國民黨大佬于右任曾有一副輓聯,寫給了傅斯年,可以說是對其一生功績最好總結:

「是子路,是顏回,是天下強者;為自由,為正義,為時代青年。」

——國館君按

全文共約6600字,閱讀大約需要13分鐘。看民國最胖、脾氣最爆的大師傳奇一生。

「黃河流域第一才子」

傅斯年,字孟真,1896年出生於山東聊城。

聊城是個有趣的地方,出才子,也出豪傑。孫臏、魯仲連都出生於此,國學大師季羨林也是聊城人,當然也包括傅斯年,而傅斯年的祖上傅以漸也甚是了得,大清帝國的開國狀元,官至兵部尚書。

山東自古出豪傑,聊城正是其一,當年武松赤手空拳打死猛虎的景陽岡即屬聊城,程咬金的後人也定居於此,著名抗日將領張自忠就是聊城人。

傅斯年兩者有之,既是才華橫溢的「黃河流域第一才子」,也帶著一股梁山好漢的霸氣、豪氣甚至是蠻橫之氣。

美中不足的是,這位大才子卻偏偏長得肥頭大耳,不然要有多少妙齡少女投懷送抱了。

(右二為傅斯年)

砸老師飯碗

胡適說, 在北大,學生的學問是可以超過老師的,這裡的學生指的就是傅斯年。

1913年,傅斯年入北大預科學習,三年後正式進入北大中文系。傅斯年學問了得,那是有口皆碑的,連黃侃這樣恃才傲物的奇才也想把自己的章學衣缽傳給他,行不行也就可想而知了。

可這人偏偏不知收斂,不但鋒芒畢露,還要挑戰權威,找老師的麻煩。要是老師講錯了,他便當面指出,還引經據典,說某某人在某某書上是這樣講的,搞得老師甚是難堪,卻又無可辯駁。

聶湘溪曾回憶說:「當時有些教授就怕上他的課。」

胡適就差點丟了飯碗。

1917年夏,胡適受蔡元培的邀請來北大講中國哲學史,別人都從三皇五帝講起,講了一個學期,還在商朝打轉。胡適要立威,乾脆就從周宣王講起。

問題是,北大的學生不好糊弄,對這位喝洋墨水的海龜甚是不服,想把他轟下台,卻又找不著破綻。
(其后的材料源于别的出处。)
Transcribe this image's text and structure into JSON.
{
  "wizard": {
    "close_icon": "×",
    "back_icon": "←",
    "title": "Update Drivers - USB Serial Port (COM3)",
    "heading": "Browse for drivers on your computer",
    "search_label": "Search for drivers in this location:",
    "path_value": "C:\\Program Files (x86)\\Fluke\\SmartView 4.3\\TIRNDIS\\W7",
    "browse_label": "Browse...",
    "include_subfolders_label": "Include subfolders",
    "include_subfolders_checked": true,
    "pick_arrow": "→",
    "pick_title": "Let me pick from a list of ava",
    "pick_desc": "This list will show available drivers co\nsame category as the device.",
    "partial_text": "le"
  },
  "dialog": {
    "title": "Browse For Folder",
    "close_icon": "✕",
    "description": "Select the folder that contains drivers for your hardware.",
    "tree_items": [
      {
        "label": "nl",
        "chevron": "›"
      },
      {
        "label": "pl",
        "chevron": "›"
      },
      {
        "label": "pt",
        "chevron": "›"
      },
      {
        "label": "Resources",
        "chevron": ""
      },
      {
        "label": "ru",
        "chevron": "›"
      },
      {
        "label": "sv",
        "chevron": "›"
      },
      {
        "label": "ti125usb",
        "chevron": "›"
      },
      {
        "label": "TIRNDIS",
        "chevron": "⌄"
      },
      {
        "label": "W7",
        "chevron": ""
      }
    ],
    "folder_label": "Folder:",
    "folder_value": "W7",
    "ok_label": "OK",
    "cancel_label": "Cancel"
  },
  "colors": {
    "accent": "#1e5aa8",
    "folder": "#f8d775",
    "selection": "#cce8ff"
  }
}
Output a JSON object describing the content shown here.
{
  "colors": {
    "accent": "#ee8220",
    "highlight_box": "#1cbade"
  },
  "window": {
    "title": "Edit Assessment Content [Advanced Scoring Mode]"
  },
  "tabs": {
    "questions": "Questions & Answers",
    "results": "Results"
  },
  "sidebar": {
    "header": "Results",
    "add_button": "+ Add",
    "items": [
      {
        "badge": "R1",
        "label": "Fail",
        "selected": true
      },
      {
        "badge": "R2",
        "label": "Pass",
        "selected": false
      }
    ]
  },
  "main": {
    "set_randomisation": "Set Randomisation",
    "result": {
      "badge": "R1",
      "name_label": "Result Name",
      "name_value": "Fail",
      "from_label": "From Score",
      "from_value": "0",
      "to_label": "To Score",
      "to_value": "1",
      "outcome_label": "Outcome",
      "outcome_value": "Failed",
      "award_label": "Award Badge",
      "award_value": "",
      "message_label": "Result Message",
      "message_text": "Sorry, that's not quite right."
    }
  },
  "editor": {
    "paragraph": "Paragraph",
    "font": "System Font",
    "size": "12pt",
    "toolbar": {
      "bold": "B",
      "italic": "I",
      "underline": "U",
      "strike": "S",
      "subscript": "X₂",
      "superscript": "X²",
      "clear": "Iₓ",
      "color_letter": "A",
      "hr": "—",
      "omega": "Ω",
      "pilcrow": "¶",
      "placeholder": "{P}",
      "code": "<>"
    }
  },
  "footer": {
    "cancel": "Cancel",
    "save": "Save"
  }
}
有同學想到了傅斯年,慫恿他去聽課,幫忙找點問題出來。傅斯年是好事之徒,一聽就來勁,跟著室友便去了。

聽完之後,傅斯年搖了搖頭,說:「這個人雖然讀書不多,但他走的這一條路是對的,你們不能鬧。」

書讀的是不多,還好路子沒錯,這話也算是絕了。同學只好放過胡適,乖乖去上課,尋找下一個要彈劾的教授去。多年以後,胡適才知道,自己能在北大站穩腳跟,傅斯年功不可沒。

胡適的飯碗是保住了,朱蓬仙就沒有這麼好的運氣了。

朱蓬仙是章太炎的弟子,在北大教《文心雕龍》,教得不好,出了不少低級錯誤,學生要揭發,就要找證據。

有同學謊稱複習,把朱大秀才的講義借了出來,然後交給傅斯年,傅斯年一夜看完,摘出三十幾條錯誤,由全班簽名上書蔡元培,炮轟朱蓬仙。

蔡元培一看,先是一驚,如此內行的批註,竟會出自學生之手?然後一疑,難道是某些教授借學生之手攻擊其他教授?於是突然召見簽名的全班學生。

學生畢竟還是學生,沒見過大場面,校長一召見便開始慌了。害怕蔡元培要考,又害怕讓傅斯年一人擔責,於是每人分擔幾條,預備好了,方才進去。

蔡元培果然要考,學生卻回答得頭頭是道。

考完之後,蔡元培一聲不響,學生也一聲不響。不久,這門課便被重新調整了,也是一聲不響。

(蔡元培)

有學問,敢做事,年輕尚幼的傅斯年卻已在人才濟濟的北大嶄露頭角。

《新潮》迭起

自從聽了胡適的課,傅斯年便跟著胡適走到同一條道上了,成了胡適麾下天字型大小猛將,不但讀起了《新青年》,還時不時在上面發表文章,唱起了新文化運動的高歌。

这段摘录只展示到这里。